Cloudy Slate vs Black Magic
Where Cloudy Slate belongs to PPG's range, Black Magic is a Sherwin-Williams color. These are both greys, so the question isn't which hue to choose — it's where within grey to land. Cloudy Slate (LRV 29) reflects noticeably more light than Black Magic (LRV 3), a difference of 26 points that becomes especially apparent in rooms with limited natural light. With a ΔE of 40.1, the contrast is hard to miss. These aren't variations on a theme — they're two different answers to the same question. Below you'll find 7 real-room photo comparisons where both colors appear side by side, plus 5 simulated room previews.

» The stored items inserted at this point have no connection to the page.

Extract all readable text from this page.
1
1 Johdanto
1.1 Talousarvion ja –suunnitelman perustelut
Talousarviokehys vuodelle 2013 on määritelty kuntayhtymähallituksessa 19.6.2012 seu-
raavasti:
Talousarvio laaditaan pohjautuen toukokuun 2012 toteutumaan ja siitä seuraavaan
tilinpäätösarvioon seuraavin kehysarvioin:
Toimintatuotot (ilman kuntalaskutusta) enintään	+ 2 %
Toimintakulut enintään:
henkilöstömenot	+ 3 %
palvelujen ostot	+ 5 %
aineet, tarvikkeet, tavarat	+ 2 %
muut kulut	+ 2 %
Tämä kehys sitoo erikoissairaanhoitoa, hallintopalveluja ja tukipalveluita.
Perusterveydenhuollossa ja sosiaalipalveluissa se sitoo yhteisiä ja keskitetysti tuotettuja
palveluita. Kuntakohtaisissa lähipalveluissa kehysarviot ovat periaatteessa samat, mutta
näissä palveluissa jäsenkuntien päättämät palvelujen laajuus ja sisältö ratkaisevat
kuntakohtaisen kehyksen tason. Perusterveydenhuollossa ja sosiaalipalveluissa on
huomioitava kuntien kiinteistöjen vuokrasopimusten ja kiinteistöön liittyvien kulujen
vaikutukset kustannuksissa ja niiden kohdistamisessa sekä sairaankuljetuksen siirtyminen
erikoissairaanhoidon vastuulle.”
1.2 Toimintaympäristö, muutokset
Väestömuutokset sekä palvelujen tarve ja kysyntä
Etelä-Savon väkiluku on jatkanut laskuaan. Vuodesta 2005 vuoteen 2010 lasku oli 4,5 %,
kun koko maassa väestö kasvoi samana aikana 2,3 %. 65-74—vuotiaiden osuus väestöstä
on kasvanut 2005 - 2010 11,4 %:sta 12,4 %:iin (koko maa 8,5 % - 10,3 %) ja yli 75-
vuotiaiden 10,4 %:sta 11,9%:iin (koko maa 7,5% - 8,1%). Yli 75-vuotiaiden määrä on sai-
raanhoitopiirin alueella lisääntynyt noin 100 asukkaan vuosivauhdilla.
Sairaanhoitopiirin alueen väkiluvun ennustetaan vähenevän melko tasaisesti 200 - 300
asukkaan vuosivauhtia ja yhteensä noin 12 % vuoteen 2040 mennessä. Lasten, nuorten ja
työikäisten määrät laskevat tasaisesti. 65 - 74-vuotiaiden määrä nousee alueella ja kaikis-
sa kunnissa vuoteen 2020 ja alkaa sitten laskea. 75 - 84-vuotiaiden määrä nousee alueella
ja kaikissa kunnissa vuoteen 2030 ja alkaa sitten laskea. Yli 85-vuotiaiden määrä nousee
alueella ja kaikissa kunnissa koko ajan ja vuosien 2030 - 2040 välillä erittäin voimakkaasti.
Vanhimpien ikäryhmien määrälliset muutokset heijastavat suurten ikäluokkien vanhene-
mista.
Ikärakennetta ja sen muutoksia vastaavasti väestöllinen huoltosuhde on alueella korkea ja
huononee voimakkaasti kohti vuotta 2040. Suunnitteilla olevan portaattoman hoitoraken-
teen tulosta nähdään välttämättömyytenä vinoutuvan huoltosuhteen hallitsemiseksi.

Cloudy Slate vs Black Magic in Real Spaces
7 real rooms side by side. Seeing Cloudy Slate and Black Magic in actual rooms makes the difference concrete; browse the spaces below to get a feel for how each color lives on a wall.
Living Room
In a living room, color works across both daylight and evening light — the same wall can read very differently at noon and at 8pm. The LRV gap is large enough that Cloudy Slate will make the room feel meaningfully brighter than Black Magic would.
Bedroom
The context that matters most in a bedroom is how a color reads under a bedside lamp at night, not under noon daylight. Cloudy Slate reflects noticeably more light off the walls, making the space read more open than Black Magic.
Kitchen
In a kitchen, colors are seen under bright task lighting that amplifies undertones — what reads neutral elsewhere can show its hand here. Cloudy Slate reflects noticeably more light off the walls, making the space read more open than Black Magic.
Dining Room
A dining room lit by a dimmed pendant or candles is one of the most forgiving environments for paint — warm light softens almost everything. Cloudy Slate returns significantly more light to the room — in a smaller or darker space, that difference in perceived brightness is hard to miss.
Bathroom
Bathrooms are one of the few spaces where you're genuinely enclosed by the paint color, which makes the choice between these two more consequential. Cloudy Slate reflects noticeably more light off the walls, making the space read more open than Black Magic.
House
Seen across an entire facade, subtle tonal differences become pronounced. What reads as nearly the same on a chip often reads as clearly different at scale. Cloudy Slate reflects noticeably more light off the walls, making the space read more open than Black Magic.
Front Door
A front door is a focal point — small color differences read clearly at this concentrated scale. The LRV gap is large enough that Cloudy Slate will make the room feel meaningfully brighter than Black Magic would.
Color Details
Cloudy Slate vs Black Magic Simulated Comparison
5 simulated room previews — drag the slider on each to see Cloudy Slate on one side and Black Magic on the other.
Digital color is approximate. These simulations are generated from the manufacturer's hex values and overlaid on grayscale room photos — your screen's calibration, brightness, and viewing angle all affect how they render. Before committing to either color, test physical samples in your own space under the light you actually live with.
More Cloudy Slate comparisons
See how Cloudy Slate stacks up against other well-photographed colors across different brands and tones.